Hampir dua belas menit Raka nyerocos—berbicara terus menerus, Rosie hanya menatapnya tanpa minat—ingin di udahkan. Namun pria ia masih bersikeras, karena hampir selesai katanya.

"Nah yang terakhir ini, namanya Blaise cendrars. Penyair Perancis berasal dari Swiss. Ia dapat dikatakan: hasil dari perpaduan jurnalistik dan kesusastraan." Kata Raka, yang sedari tadi masih asyik menjelaskan. "Puisinya adalah hasil dari gerak dan bukan renungan yang positif. Terkadang menulis romantis, kisah perjalanan, dan selalu tentang sepi. Dia selalu sepi semenjak ditinggalkan kekasihnya sampai-sampai ia mendapat gelar, manusia yang paling sepi di dunia"

Sepi? Seperti aku. Lagi-lagi ucapan Raka membuat Rosie kembali ke dalam perenungan. Kembali kedalam sebuah ingatan yang menyakitkan. Suara ban kereta yang menimbulkan bunyi dari perpindahan jalur, seperti suara gelak tawa seseorang di masa lalunya. Malam ini rintik duka turun, embunya menyelimuti hati. Membuat air mata hinggap dipeluk mata. Menyedihkan begini aku?

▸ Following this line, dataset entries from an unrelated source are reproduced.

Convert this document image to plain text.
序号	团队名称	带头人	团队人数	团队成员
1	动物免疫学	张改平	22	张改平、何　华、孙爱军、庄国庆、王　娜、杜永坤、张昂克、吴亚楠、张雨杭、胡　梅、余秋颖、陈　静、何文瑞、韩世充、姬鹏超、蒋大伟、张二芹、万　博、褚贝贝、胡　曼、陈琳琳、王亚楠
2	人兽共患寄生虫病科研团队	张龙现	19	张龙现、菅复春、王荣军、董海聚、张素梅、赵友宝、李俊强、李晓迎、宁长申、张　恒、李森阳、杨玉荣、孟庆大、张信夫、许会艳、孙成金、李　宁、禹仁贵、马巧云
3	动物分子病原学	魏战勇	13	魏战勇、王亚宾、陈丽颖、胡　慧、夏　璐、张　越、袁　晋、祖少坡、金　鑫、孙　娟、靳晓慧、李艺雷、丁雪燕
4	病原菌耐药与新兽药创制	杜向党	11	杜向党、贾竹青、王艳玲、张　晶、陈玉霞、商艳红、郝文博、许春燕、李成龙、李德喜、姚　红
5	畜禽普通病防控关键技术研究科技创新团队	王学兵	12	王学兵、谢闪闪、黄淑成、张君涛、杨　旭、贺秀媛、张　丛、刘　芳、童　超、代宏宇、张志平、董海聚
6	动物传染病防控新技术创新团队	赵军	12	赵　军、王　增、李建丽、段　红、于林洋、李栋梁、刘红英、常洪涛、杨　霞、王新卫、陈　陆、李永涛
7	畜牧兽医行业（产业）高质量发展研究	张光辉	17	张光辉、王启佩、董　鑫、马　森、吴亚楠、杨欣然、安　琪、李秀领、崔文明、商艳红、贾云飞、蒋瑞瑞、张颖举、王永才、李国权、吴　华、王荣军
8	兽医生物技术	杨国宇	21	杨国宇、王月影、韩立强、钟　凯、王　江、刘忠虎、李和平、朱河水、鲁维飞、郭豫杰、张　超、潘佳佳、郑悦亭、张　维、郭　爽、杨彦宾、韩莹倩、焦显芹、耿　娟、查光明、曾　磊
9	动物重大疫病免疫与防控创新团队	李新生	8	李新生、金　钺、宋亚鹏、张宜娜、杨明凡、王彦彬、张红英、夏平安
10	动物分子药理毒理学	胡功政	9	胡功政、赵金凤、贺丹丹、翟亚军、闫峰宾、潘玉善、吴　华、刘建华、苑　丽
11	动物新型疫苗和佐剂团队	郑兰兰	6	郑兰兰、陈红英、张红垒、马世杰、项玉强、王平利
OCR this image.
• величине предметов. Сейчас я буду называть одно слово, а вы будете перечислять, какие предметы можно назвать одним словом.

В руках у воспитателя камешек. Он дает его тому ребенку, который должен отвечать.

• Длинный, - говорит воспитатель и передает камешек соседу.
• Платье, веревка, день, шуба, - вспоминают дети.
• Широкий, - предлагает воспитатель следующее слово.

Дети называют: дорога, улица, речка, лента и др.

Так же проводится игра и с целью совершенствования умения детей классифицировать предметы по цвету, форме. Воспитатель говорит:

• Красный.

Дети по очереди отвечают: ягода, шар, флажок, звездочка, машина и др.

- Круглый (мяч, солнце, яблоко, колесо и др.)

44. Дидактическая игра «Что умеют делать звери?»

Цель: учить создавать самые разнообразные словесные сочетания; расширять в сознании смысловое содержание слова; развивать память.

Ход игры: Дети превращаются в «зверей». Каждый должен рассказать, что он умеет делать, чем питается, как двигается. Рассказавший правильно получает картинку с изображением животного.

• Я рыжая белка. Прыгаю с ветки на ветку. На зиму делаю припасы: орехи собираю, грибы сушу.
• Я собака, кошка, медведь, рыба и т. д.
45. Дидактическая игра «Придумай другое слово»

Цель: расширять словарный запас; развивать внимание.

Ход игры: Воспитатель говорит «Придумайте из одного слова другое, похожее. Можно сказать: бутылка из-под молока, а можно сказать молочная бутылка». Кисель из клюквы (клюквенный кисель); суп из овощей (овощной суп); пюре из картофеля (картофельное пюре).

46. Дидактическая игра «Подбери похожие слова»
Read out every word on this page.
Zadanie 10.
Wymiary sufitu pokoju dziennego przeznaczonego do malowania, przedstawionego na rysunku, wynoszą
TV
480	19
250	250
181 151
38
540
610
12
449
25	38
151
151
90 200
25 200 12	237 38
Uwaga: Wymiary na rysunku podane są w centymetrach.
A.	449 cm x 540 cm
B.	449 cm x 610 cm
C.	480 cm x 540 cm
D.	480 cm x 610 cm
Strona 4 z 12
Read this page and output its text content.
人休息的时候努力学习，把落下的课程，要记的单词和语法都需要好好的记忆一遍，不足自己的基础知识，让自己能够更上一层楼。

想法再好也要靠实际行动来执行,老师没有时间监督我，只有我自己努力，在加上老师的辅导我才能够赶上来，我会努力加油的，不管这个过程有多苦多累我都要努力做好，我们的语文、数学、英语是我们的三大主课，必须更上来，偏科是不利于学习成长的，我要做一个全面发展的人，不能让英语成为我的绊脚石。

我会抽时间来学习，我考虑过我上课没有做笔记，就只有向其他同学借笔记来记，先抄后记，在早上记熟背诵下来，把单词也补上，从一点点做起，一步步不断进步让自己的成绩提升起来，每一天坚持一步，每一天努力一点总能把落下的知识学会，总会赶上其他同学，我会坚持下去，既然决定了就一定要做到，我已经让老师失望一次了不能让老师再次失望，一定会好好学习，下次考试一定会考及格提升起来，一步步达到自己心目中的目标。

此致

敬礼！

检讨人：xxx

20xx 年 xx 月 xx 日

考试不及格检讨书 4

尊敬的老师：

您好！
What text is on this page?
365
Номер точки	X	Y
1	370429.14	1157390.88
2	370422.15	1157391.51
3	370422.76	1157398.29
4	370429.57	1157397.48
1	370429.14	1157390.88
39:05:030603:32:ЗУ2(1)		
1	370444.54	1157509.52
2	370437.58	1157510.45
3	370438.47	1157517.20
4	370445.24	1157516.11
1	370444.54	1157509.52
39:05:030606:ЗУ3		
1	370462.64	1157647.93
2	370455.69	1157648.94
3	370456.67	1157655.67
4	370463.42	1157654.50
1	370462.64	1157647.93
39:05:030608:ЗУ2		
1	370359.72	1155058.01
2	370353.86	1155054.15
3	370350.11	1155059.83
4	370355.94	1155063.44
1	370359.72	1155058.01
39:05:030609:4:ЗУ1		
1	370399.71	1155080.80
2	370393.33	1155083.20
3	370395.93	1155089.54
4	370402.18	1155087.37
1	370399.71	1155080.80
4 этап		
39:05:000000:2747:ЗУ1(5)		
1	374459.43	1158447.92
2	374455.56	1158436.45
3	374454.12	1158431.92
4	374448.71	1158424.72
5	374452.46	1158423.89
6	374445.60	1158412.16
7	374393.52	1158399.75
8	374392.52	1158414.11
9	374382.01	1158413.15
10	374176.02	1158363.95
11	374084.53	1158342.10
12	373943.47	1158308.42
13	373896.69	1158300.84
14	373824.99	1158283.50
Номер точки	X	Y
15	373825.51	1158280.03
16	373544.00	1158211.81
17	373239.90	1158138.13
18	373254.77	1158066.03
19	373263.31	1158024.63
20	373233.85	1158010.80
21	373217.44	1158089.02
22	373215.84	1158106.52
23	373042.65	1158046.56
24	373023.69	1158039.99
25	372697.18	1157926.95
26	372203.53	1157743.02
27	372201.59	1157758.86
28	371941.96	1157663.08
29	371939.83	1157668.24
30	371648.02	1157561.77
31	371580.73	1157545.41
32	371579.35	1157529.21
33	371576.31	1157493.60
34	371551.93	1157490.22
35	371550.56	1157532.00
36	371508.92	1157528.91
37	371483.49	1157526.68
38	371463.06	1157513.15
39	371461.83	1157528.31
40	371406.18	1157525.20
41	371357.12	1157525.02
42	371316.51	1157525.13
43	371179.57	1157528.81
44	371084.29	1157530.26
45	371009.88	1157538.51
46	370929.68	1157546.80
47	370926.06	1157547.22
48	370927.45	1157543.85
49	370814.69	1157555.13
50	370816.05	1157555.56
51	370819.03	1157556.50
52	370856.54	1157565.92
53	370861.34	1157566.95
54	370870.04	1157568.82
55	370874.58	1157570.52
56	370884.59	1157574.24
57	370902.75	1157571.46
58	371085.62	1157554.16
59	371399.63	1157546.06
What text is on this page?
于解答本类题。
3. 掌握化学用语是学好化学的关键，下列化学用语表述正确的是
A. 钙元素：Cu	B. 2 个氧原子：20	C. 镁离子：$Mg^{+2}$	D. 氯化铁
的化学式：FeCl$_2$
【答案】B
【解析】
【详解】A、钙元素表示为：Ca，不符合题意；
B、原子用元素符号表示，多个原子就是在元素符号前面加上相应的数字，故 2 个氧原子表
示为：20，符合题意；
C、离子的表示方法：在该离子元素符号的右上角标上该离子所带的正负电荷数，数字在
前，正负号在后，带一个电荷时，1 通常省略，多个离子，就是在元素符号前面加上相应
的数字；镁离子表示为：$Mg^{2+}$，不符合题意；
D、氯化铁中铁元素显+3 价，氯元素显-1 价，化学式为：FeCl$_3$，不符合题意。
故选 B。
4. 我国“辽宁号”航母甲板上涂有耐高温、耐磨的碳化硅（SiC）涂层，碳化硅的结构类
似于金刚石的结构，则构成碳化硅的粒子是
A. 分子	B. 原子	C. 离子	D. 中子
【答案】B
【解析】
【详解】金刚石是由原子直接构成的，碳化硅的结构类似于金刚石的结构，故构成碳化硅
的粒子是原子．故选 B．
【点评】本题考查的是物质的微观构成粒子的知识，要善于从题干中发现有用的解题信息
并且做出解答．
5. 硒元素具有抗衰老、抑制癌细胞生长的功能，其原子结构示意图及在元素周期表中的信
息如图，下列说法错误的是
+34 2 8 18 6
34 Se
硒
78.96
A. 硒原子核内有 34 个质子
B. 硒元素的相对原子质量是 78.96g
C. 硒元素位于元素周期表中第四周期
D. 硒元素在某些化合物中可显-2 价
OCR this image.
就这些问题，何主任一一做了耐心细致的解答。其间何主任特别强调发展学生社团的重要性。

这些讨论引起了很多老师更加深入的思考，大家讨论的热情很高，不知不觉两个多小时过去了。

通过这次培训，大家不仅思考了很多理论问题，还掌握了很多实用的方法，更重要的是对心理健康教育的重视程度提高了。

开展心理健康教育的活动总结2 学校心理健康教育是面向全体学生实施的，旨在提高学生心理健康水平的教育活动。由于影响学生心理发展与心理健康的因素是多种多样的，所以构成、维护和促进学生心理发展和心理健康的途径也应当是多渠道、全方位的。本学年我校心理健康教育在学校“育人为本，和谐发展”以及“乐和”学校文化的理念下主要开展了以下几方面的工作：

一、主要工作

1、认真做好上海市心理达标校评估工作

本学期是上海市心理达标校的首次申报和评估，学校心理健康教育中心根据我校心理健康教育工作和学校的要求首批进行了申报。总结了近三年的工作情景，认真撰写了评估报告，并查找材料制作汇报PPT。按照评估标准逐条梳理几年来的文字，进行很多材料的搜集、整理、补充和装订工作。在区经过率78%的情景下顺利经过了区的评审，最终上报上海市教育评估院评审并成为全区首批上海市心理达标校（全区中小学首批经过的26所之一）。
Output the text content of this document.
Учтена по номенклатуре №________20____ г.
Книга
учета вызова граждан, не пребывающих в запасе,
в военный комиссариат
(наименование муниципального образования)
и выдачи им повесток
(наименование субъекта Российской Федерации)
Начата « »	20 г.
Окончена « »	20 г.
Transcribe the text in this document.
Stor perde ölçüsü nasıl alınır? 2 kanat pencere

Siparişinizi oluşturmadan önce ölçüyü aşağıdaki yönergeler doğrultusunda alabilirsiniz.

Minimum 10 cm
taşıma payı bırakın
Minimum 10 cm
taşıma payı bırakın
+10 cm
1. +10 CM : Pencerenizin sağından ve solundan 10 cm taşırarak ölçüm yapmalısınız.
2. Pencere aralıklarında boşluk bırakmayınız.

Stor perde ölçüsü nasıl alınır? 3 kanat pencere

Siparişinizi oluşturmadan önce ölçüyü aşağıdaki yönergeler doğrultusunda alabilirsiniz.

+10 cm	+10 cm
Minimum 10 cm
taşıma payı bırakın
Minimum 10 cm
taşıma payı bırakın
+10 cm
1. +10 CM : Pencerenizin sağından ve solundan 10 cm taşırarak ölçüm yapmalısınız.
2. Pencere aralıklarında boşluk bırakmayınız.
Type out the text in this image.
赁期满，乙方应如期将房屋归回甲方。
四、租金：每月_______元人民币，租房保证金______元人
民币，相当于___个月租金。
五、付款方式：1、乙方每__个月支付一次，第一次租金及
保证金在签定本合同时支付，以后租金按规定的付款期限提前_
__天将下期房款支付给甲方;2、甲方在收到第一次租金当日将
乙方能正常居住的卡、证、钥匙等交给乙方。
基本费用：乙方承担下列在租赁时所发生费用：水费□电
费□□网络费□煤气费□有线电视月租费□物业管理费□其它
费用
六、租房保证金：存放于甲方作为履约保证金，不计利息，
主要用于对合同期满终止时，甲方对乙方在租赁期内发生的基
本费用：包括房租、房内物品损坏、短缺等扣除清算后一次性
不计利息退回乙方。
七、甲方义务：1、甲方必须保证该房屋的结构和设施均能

Rosie menatap pria di sampingnya yang sudah sibuk dengan dunianya sendiri, lalu menghembuskan napas berat. ternyata Rosie benar-benar sial, kenapa bisa satu tour bersama pria aneh yang tidak jelas sekaligus berisik ini. Dan juga menyukai sastra. Yang traktir inilah  yang teramat sangat tidak disukai. Sebenarnya Rosie tidak menyukai semua hal tentang sastra apapun, termasuk ide untuk duduk di kereta ini menuju kesana. Namun ada sesuatu yang membuatnya harus pergi dan menyingkirkan perihal suka atau tidaknya.